O trecho em questão tem como personagens as mulheres da “coterie” ou “stocking society” a quem Byron critica pelas avaliações literárias, mas faz um galanteio no final. Essa representação é recomposta pela tradução, que reconstitui as mesmas personagens e também o sentido que é relativo a elas, de modo que o tradutor reconstitui a rede de significados e alusões referentes aos envolvidos nessa passagem. Também são mencionados os tradicionais escritores ingleses, cuja prática antiquada e mal-humorada é alvo de críticas indiretas de Byron, o qual que insinua que aqueles, tal como as mulheres da stocking society, tomam como passatempo e divertimento a crítica literária.

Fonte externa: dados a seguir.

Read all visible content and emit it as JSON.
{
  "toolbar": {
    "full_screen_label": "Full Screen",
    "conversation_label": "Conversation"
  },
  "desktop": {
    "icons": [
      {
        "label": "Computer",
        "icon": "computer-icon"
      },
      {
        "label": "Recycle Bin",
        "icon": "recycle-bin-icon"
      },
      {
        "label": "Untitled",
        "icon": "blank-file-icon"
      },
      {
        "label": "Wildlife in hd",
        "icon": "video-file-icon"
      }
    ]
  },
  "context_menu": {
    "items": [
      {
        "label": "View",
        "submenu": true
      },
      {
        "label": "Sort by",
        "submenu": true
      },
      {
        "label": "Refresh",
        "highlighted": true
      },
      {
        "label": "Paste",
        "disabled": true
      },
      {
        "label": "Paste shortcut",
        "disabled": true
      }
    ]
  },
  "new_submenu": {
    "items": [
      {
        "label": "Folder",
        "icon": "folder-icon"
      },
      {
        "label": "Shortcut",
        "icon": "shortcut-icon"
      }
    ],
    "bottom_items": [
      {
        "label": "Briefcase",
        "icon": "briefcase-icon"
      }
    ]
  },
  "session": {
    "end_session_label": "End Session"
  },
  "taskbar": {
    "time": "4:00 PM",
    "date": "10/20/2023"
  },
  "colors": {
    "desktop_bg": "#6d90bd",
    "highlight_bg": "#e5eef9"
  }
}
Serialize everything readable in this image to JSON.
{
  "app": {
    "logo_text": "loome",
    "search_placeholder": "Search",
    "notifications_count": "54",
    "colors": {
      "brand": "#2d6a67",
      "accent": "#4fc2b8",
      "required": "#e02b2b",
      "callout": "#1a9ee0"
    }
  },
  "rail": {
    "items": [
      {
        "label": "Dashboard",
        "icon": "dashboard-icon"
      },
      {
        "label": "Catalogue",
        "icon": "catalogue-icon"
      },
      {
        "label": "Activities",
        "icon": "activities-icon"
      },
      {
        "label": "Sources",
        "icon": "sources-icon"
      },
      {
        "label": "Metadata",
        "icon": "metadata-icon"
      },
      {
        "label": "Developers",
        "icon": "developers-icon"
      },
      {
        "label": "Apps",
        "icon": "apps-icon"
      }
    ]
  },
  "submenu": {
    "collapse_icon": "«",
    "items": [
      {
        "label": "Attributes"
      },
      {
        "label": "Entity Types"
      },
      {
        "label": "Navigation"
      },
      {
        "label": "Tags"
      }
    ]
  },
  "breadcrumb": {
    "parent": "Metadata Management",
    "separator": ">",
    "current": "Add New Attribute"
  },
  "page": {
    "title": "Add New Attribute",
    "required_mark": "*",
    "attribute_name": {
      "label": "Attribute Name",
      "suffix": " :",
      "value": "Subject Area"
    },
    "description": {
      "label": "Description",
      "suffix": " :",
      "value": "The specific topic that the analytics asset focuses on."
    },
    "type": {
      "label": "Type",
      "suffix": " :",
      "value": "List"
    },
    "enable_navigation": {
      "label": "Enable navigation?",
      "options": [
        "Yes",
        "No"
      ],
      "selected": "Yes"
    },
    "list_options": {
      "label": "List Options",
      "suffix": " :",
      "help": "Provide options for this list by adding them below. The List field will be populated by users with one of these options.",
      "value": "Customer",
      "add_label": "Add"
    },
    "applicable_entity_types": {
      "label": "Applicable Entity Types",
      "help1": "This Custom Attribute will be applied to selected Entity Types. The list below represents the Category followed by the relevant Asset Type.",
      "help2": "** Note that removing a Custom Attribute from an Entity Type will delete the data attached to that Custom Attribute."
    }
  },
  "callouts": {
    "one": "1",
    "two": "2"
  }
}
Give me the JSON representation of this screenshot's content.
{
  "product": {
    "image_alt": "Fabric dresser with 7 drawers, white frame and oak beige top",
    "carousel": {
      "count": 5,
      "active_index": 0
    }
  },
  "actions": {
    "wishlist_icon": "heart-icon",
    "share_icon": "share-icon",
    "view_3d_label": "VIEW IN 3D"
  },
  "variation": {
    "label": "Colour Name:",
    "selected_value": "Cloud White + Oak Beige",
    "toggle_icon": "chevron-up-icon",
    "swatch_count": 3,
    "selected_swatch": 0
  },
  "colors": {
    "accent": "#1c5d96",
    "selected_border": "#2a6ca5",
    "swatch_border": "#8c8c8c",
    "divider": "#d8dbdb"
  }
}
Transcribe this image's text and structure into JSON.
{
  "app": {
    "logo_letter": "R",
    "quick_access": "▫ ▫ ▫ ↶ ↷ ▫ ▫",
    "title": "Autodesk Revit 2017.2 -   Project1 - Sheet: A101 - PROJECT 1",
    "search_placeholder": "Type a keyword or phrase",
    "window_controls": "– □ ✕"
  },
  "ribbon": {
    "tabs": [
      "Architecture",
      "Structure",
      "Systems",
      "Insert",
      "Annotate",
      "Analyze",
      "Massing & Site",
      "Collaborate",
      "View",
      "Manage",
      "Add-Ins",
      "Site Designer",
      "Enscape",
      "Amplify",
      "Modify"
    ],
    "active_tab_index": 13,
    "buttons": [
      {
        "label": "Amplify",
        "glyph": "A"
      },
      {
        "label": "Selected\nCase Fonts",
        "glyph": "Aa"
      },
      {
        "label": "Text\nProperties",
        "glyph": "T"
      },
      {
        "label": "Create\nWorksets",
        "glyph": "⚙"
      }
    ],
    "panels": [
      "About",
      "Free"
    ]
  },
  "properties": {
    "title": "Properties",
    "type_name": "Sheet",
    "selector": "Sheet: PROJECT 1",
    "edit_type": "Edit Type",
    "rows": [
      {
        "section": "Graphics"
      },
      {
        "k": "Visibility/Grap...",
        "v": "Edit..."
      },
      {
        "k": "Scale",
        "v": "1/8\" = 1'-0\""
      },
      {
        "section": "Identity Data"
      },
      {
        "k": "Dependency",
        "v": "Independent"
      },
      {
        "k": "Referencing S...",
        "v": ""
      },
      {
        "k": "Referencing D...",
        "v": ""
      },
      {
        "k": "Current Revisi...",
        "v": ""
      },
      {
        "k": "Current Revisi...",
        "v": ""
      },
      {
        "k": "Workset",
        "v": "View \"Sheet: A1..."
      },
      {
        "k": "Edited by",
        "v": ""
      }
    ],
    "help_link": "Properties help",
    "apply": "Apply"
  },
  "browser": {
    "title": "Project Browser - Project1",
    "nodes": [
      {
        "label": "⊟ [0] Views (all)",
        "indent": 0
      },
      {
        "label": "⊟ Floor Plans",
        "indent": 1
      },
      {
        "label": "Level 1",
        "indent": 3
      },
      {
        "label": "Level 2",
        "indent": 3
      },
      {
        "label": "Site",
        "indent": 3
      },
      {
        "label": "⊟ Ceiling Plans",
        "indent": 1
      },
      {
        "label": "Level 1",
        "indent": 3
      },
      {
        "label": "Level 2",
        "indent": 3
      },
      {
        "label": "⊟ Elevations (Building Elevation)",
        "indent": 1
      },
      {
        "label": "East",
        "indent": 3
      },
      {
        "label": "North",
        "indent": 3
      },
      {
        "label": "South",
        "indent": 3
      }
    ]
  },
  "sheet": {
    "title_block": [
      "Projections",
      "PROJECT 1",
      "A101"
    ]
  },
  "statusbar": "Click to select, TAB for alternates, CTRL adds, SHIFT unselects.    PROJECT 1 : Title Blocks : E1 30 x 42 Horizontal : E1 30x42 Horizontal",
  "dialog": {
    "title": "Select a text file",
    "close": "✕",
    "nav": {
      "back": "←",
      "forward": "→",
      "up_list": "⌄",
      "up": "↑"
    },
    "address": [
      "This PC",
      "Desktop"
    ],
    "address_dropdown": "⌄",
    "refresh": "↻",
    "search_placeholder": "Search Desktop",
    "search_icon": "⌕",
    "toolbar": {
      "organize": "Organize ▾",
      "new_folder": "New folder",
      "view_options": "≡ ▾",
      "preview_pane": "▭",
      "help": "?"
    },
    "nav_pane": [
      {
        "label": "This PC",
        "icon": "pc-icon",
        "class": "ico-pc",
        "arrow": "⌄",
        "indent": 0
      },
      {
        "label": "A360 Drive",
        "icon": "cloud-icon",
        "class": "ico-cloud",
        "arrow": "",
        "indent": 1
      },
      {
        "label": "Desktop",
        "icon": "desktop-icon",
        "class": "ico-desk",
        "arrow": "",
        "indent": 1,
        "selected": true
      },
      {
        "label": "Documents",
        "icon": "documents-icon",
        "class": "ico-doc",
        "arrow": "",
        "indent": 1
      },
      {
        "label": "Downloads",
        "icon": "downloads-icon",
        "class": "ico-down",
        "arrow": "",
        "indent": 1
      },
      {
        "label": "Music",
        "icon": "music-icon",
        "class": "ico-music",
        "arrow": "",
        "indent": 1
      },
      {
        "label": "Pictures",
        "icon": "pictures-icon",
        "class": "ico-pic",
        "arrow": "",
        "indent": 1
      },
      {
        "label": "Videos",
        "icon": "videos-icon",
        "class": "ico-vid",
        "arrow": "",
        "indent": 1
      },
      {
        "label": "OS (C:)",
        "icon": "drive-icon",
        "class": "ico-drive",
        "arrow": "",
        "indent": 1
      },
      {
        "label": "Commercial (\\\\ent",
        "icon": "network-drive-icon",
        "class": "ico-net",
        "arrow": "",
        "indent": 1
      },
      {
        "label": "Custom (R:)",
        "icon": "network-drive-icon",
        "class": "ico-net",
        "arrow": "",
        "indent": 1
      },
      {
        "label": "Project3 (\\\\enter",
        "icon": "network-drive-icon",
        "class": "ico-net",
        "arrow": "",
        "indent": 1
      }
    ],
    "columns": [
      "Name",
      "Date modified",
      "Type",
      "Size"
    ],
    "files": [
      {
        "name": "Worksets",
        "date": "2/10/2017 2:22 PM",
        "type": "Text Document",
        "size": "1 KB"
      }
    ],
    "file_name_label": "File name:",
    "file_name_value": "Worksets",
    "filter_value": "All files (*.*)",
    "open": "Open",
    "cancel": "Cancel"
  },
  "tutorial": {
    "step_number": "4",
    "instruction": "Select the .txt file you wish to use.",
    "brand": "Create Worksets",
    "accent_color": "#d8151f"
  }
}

Assim constatamos que a dualidade das dimensões instrumental e situacional da ironia de Byron foi recriada pela tradução aqui analisada.

4.3.1.8 Ramos e a Tradução das Digressões Irônicas

Esse é o aspecto que permeia todo o poema, e está também contido no trecho analisado, mas está, contudo, limitado, uma vez que as cinco estrofes em questão apresentam uma pequena porção do épico. O trecho insinua a atração do narrador/poeta pelas mulheres desse grupo, destacando algumas (“some of you”) como representantes da beleza e da castidade. A relação foi mantida também na tradução (“muitas de vós”). As digressões irônicas aparecem também na alusão que é feita ao gosto literário predominante e ao julgamento promovido pela stocking society e que define o sucesso ou fracasso dos escritores como em uma loteria. Essas referências são mantidas na tradução.

Também nessa passagem observamos uma alusão a Wordsworth e a sua poesia. Tratando-o por Wordy, Byron refere-se aos versos de seu desafeto pejorativamente, na passagem destacada: “Why then I 'll swear, as poet Wordy swore / (Because the world won't read him, always snarling),”. A tradução recria a alusão, que para o leitor atento e conhecedor do estilo e das desavenças dos dois, identifica prontamente a crítica: “Ou então jurarei, Wordy assim fez, o poeta, / (o mundo não vai vê-lo, está sempre a rosnir),”.

O fragmento analisado apresenta os reflexos autobiográficos de Byron na medida em que o poema questiona os padrões da crítica

literária inglesa, tal como seu autor o faz com frequência, direta ou indiretamente por meio das vozes em seus poemas. No caso em questão é o narrador/poeta quem manifesta as opiniões claramente relacionadas a Byron, opiniões que são reescritas na tradução.